Whether he scanned the mail and pocketed it in his foxhole with artillery screaming around or snow raining down, or in a barn with bullets whizzing past, and whatever information it contained, mail from home was the oxygen of an infantryman’s life.
Even when they were roused from their foxholes at midnight or in the early morning hours during World War II, exhausted, frightened and utterly spent infantrymen welcomed mailclerks like lost family members.
For, next to food and good health, mail from home was the most critical component of an infantryman’s ability to function on the frontlines in World War II. The soldier who made an emotional connection by means of homely words, pictures and home-baked goods, received repeated reinforcement that normalcy and security still prevailed somewhere in the world; and even under the most trying circumstances, he felt, at least briefly, whole again and normal.
While inhaling that passing whiff of normalcy and peace, the fighter was able to turn his thoughts backward, savoring, however fleetingly, the large and small tidbits of that normal, peaceful existence that he desperately longed to resume. And this longing often carried even the most dispirited and bedraggled soldier past the life-threatening emotional crises which are the moment-by-moment lot of the infantryman hurled into his barbaric state.
As a mail clerk/company clerk, I often crept up to foxholes at midnight or later, sometimes carrying hot food along with the mail. From a handwritten diary I kept at the time, I have confirmed the exact times when my unit, Co. D, 345th Infantry, was fed semi-hot chow in their foxholes.
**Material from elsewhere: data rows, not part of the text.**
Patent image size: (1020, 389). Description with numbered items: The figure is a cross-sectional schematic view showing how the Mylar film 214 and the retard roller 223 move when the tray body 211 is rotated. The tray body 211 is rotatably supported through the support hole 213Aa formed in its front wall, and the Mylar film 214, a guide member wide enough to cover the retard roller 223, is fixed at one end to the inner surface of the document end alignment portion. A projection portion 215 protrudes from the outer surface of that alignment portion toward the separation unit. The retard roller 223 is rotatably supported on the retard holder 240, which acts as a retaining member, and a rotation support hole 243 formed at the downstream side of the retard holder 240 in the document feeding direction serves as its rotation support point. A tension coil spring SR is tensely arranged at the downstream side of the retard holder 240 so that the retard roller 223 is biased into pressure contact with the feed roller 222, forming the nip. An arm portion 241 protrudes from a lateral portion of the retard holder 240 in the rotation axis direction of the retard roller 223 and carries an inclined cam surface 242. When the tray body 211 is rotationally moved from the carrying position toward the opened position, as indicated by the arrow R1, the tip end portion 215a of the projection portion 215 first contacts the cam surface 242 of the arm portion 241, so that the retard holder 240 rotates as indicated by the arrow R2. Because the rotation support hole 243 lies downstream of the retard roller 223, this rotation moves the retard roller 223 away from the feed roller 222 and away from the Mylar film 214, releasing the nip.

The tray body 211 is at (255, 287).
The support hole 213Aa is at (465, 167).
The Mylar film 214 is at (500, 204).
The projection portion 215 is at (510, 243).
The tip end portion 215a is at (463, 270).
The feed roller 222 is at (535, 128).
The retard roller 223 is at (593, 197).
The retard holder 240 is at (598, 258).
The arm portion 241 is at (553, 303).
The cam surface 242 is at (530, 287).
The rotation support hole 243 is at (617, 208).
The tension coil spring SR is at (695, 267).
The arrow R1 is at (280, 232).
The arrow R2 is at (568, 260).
I use the term “semi-hot” because, although the food wasn’t cold boxed rations, by the time it reached the fighter during the frigid Battle of the Bulge, it was often tepid—and thoroughly mixed up.
Reduced to its simplest terms, warm food was physically-sustaining, while mail was spiritually-sustaining. Of course, warm food was not as a regular practice doled out to soldiers in foxholes.
When a respite came, the cooks and kitchen personnel worked behind the lines on tall, heavy metal gas stoves, trundling the ingredients on 2 ½-ton trucks to just behind the lines. There is a famous, and typical photo, on this website depicting soldiers shouldering rifles and balancing their metal messkits overflowing with meat, potatoes, vegetable and gravy, with dessert piled on top.
For the frontline infantryman, a hot meal was not only savory; it was life-embracing. And it happened too infrequently—especially during the furious Battle of the Bulge. Once we achieved a breakout from the Bulge, warm food became more regular and plentiful.
So did mail. When boxes arrived, several soldiers usually gathered, sensing that a homebaked cake was inside. Fairly frequently, boxes would arrive for soldiers who had been killed or wounded seriously enough to be evacuated.
To meet such circumstances, it was agreed unofficially that the cake or cookies would not be returned home; it spared grief if they were consumed on the frontlines.
I recall this happening fairly often in my company. And I recall wool scarves and gloves being tried for size. They always fit.
An ASTP cadet in 1943-44, Mitchell Kaidy joined the 87th Division in March, 1944, serving until its demobilization. After the war he received a journalism education and has worked for three daily newspapers, a television station and public radio in Upstate New York. In 1963 he contributed articles to a Pulitzer Prize-winning series, and in 1993 he won a Project Censored award for free-lance investigative journalism. He was an active member of the association and served as division historian. Mitch passed away on 10 January 2013 at the age of 87.